CHAP IX

Ma tire ailleurs, ce n'est galéjade qu'apparente.
Cette voiture, je l'avais depuis des années et les souvenirs abondent encore dans mon
esprit surchauffé des jeunes filles attirées sur la banquette arrière (" Stains on the
backseat " chantait Paul Weller du temps de Jam).
Il arrive que la pression s'accumule sur le carafon, et on sait populairement que tant va la
cruche à l'eau qu'à la fin Š
Les menaces et la pression physique de Gushbore et de son service d'ordre multicolore, les
cadavres qui s'amoncellent, mon à peu près unique possession terrestre en fumée, cela
commençait à faire un peu trop pour un seul bonhomme.
Après tout, tout homme a ses faiblesses de temps en temps et cette fois j'étais lessivé
de chez Paic Machine double action anti redéposition.
Le point sur l'affaire :
Un vaste trafic international, une enquête de plusieurs mois, aucune certitude, un gros
bouc américain sûr de lui et dominateur, un soupçon redondant de manip générale
orchestrée par va savoir qui, et pour couronner le tout, on commence à s'attaquer à ma
personne de manière certes indirecte mais extrêmement proche.

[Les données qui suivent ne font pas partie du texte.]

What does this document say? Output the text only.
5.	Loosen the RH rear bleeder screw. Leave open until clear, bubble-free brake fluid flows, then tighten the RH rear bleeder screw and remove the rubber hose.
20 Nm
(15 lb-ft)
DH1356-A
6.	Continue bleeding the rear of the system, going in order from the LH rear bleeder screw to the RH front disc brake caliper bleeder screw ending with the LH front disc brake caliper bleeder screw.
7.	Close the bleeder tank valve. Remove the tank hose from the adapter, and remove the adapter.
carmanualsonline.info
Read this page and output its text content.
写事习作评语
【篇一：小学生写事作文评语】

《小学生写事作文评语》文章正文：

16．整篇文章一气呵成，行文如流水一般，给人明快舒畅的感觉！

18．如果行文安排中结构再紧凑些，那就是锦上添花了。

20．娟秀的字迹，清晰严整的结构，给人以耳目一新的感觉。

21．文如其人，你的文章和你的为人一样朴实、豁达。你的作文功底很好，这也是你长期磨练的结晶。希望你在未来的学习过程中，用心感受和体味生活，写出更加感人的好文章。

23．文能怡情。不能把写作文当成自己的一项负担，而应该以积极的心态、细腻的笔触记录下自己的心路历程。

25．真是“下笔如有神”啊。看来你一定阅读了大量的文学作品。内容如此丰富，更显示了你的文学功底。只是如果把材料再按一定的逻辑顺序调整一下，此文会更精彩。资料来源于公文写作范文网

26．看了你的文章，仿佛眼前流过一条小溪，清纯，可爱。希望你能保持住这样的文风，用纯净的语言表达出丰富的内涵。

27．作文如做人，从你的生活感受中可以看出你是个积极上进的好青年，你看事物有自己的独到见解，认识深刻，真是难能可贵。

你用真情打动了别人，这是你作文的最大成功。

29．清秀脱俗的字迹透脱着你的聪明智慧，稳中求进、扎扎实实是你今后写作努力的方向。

Il fallait que je me dégage physiquement et psychiquement de cette spirale infernale.

Pour cela, mes finances personnelles ne me permettant pas de décoller pour Bali, comme la
situation l'eut exigé, je décidai de rejoindre le Sud de la France, et plus précisément la
ville de Fabio Montale, où j'avais à la fois quelques attaches et le sentiment de la plénitude.

Je gagnais donc la gare de Lyon à toute berzingue, en prenant le temps d'appeler mon
responsable professionnel, d'invoquer une vague piste dans le Sud de la France obligeant à
un voyage express et de supposer des complications nécessitant une probable semaine sur place.

Dans le train sifflant gaiement, je piquai un roupillon réparateur, néanmoins peuplé de trafics
et de trafiquants grimaçants et ponctué d'interventions gushboresques du plus bel effet.

Arrivé à la Gare Saint-Charles quelques heures plus tard, je me dirigeai illico vers le
Vieux-Port, à l'affût de l'insondable ambiance locale, faite d'embruns, d'odeur de poisson
du marché du matin, ainsi que de l'ensemble des bruits typiques de la ville portuaire.
Je me promenai deux heures et finis par la Joliette en traversant les quartiers du Panier,
si semblables à l'Italie, où j'avais d'autres souvenirs.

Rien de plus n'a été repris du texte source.